Wednesday, February 26, 2014

Thoughts...

thoughts...feelings...emotions all entwined like the legs of lovers enraptured within one another - just lying together experiencing one another without words...just touching...just being in that moment..that exquisite when everything merges and there are no clear definition of self of boundaries.

Wednesday, February 19, 2014

The Ability to Love...

some have an enormous ability to love...loving of a person or more then one.  Reasons are complex sometimes complicated perhaps.  Can one person fulfill our every need?  Doubtful.  People are complex beings.  One has certain qualities that others lack or simply have never cultivated.  One person fills a need - the other fills different needs.
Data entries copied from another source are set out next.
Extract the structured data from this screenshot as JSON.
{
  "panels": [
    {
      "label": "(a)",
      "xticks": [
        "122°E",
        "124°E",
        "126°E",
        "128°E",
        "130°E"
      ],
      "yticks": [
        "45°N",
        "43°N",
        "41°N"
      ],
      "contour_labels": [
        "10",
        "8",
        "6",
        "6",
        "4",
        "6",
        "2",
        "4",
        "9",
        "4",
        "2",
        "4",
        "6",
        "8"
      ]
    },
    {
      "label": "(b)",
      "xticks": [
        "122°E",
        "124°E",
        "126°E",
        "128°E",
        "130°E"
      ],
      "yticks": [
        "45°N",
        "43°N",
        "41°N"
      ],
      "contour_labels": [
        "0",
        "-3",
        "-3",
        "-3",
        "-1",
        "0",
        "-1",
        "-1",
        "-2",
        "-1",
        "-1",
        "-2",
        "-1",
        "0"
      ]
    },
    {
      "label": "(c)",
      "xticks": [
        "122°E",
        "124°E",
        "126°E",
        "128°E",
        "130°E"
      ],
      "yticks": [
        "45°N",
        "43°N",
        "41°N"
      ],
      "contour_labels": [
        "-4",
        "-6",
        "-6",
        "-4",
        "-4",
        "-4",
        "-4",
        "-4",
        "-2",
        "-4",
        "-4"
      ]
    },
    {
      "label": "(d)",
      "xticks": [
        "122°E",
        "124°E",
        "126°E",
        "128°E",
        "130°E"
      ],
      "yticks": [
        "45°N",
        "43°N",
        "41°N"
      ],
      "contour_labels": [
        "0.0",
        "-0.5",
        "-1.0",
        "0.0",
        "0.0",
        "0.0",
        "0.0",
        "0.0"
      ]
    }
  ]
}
Human touch...we all need it.  Emotional connections...we all long for that.  The ability to love two people at the same time exists.  It's complex.  Layers of feelings...of emotions...of need...all resulting in human touch...emotional connections.  Not always making sense.  The reasons are many...

the ability to love

Saturday, February 8, 2014

Pick me! Pick me!

Sometimes revelations happen at least expected moments...perhaps epiphany is more of the word.  An ah ha moment.  You wake up suddenly understanding what was not understood before.  The need to fill a void that is ever present...thinly veiled but still there.  The distance you unknowling create between that which you deeply need...deeply want.  The void that is constantly there.  Constantly needing to be fed.  A cycle needing to be broken and yet almost impossible to change.

Pick me!  Pick me!  They never picked me.  The void was created.  The void was small.  The void grew.  Perhaps I give too much of myself forfeiting part of me.  I give too much and then there is nothing left for me.  Is that how I fill that void?  Another cycle hard to be broken.

Pick me!  Pick me!  I am worthy.  I have value.  Pick me!  Pick me!